Brick Lane has a lot more to offer than its proximity to the historic Jack the Ripper killings. Once a low income part of town, it recently began to bounce and become a top London tourist attraction. Whether it’s food, shopping, history or culture, brick lane has it all and is a perfect day trip in London for the whole family.
Brick Lane is the gem of East London. The crowds flock to this part of the city to have fun and shop in the numerous vintage stores and hip boutiques. Filled with pubs, shops and galleries, this area is a great place to hang out with friends or to stock up on items that you need. You can check out Blitz, Rokit, and East Gallery, Beyond Vintage, Brick Lane Vintage Market, Cold Winter as a few options for shopping and galleries. For food and drink, head over to Cinnamon, The Brickhouse, Big Chill or visit the Brick Lane Food Market on Sundays.Brick Lane is famous for its streets being alive with musicians, and vivid street art. It brings the streets to life at all times of the day and night. With all these options, you can easily spend a whole day on Brick Lane.
Brick lane is a rich in history as it is in sights to see. Since the 17th century, waves of immigrants have helped populate the area and develop its culture. The French Huguenots were first, and through them, the area became a centre for weaving, tailoring and the developing clothing industry. As one strolls the roads leading into brick lane, evidence of iron signs hanging over doorways indicated that a Huguenot taylor may have lived there centuries ago. The second wave of immigrants were both Irish and Ashkenazi Jew, The Sunday markets littering the brick lane area are actually derivatives of special dispensation given by the government to the Jewish community in the 19th century. At the time, there were no Sunday markets open because of the Christian observance of Sabbath. The final wave of immigrants came in the 20th century from Bengal. Many Bangladeshi immigrants to Brick Lane were from the Greater Sylhet region. These settlers helped shape Bangladeshi migration to Britain. As you walk brick lane today, the bangladeshi food stalls spill incredible aromas into the streets so be sure to stop in and see these iconic eateries!
Evident of these migrations is a The Brick Lane Mosque. The Mosque adapted with the chain of migration first being known as a christian chapel named “ La Neuve Eglise”, when the French inhabited brick lane, and later being changed into a Jewish synagogue. When the synagogue was moved to North London, the building was converted to accommodate the growing Muslim population in the 1970’s.
Among the historically relevant buildings to see on Brick Lane, this top London tourist attraction is also home to some of the best food in the Capital. London Top Sights operates some of the best tours for visiting foodies. Historically important to anglo-asian fusion cuisine, brick lane has an amazing array of Indian eateries lining the streets. To name a few options, Brick lane Brasserie serves a mixture of Indian and Bangladeshi food, including fish specialties, shatkora chicken and lamb ureebisi gatta, as well as a large range of traditional curries. City Spice bills itself as the ‘King of Brick Lane’. The menu is a mix of Mughal, Bengali and classic Indian dishes with tandoori roopchanda and chana makhoni. Meraz Café Just off Brick Lane on Hanbury Street,has a wonderful curry selection and lastly, Dishoom shoreditich serves a unique dish called lamb raan (spiced and flame-grilled lamb leg, which also comes burger-style in a sourdough bun), while the house black daal, pav bhaji and breakfast bacon naan are also much-loved.

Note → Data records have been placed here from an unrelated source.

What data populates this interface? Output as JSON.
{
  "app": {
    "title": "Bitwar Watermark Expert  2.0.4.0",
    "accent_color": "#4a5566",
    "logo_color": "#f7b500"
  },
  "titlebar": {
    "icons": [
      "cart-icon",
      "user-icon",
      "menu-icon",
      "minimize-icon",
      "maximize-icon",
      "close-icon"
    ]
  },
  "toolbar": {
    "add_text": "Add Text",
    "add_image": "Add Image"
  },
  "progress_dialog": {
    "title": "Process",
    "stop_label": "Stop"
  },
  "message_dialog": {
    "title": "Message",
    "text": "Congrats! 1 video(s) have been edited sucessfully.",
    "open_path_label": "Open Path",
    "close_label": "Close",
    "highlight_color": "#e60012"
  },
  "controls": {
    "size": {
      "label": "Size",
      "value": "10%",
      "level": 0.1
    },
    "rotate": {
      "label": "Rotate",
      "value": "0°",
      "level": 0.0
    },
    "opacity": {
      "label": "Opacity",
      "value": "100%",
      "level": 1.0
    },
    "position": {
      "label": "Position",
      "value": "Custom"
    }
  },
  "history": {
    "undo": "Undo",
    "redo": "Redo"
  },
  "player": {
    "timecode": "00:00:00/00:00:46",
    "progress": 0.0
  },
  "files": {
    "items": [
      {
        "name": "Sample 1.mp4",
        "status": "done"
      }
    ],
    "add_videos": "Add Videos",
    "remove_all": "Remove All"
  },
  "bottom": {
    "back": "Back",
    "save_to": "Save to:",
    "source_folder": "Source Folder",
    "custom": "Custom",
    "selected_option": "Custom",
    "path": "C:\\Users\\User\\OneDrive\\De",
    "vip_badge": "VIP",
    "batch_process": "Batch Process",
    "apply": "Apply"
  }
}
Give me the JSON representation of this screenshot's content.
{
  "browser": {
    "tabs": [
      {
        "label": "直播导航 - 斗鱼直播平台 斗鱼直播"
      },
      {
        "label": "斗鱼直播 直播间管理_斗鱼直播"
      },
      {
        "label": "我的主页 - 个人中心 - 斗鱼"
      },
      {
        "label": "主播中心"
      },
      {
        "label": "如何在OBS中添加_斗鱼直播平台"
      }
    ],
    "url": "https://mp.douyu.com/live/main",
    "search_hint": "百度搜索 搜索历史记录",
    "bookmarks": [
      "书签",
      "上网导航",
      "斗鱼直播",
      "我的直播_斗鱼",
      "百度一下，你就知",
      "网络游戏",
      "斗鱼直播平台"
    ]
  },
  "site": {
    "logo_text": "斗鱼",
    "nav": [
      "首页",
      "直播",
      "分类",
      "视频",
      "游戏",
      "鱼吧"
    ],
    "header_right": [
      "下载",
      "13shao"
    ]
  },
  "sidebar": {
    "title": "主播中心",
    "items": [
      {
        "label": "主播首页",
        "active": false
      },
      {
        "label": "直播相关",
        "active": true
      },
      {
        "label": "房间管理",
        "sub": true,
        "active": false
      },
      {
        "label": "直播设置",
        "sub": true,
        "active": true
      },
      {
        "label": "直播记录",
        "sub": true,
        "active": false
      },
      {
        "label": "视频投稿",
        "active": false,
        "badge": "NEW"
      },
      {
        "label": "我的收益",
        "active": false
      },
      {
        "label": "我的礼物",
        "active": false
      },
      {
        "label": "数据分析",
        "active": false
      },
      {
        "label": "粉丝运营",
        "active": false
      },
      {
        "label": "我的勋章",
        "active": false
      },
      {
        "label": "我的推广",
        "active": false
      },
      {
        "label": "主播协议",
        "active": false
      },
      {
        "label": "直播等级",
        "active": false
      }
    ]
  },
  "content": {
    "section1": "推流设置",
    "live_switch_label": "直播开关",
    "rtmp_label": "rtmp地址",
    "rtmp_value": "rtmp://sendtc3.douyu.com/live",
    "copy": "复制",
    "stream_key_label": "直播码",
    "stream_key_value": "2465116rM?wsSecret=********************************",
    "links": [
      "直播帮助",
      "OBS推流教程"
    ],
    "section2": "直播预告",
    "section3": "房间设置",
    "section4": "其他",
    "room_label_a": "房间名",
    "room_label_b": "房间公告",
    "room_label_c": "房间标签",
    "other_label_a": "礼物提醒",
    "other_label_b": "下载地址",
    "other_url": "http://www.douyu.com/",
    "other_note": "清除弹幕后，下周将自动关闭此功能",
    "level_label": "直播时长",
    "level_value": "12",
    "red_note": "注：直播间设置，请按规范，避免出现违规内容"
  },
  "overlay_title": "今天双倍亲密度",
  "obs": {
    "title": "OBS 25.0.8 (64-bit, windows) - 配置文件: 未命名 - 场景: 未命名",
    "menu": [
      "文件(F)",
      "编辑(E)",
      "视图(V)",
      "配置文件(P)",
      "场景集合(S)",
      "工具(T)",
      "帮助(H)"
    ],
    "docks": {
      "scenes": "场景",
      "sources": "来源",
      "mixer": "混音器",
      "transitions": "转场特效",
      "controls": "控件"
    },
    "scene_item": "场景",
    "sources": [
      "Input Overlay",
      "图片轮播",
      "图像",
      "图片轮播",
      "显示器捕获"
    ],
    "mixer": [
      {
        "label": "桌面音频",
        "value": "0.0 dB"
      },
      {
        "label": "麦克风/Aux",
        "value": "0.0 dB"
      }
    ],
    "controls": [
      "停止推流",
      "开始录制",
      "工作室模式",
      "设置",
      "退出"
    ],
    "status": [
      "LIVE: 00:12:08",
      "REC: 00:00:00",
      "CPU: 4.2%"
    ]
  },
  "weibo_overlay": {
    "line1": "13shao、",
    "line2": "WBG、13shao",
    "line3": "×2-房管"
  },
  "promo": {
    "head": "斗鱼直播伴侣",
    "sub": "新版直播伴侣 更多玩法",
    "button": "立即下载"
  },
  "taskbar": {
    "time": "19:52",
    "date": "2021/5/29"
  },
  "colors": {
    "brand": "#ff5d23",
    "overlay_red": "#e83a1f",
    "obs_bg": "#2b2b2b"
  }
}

Besides the savory foods of India, Brick Lane is also home to the cereal killer cafe which is kid friendly and serves nostalgic american cereals in a fun setting. Also, in a throwback to Brick Lanes Jewish roots in the mid 20th century, brick lane is home to two iconic bagel shops. Both the Beigel Shop and Beigel Bake.The two shops, referred to by locals as “the white one” and “the yellow one,” are known for having the best bagels in London, and a literally doors away from one another. The best part about theses two brick lane institutions are that you can enjoy lunch for roughly under £2.
No matter what you enjoy doing, eating, wearing or learning about, Brick Lane has something for the whole family to enjoy.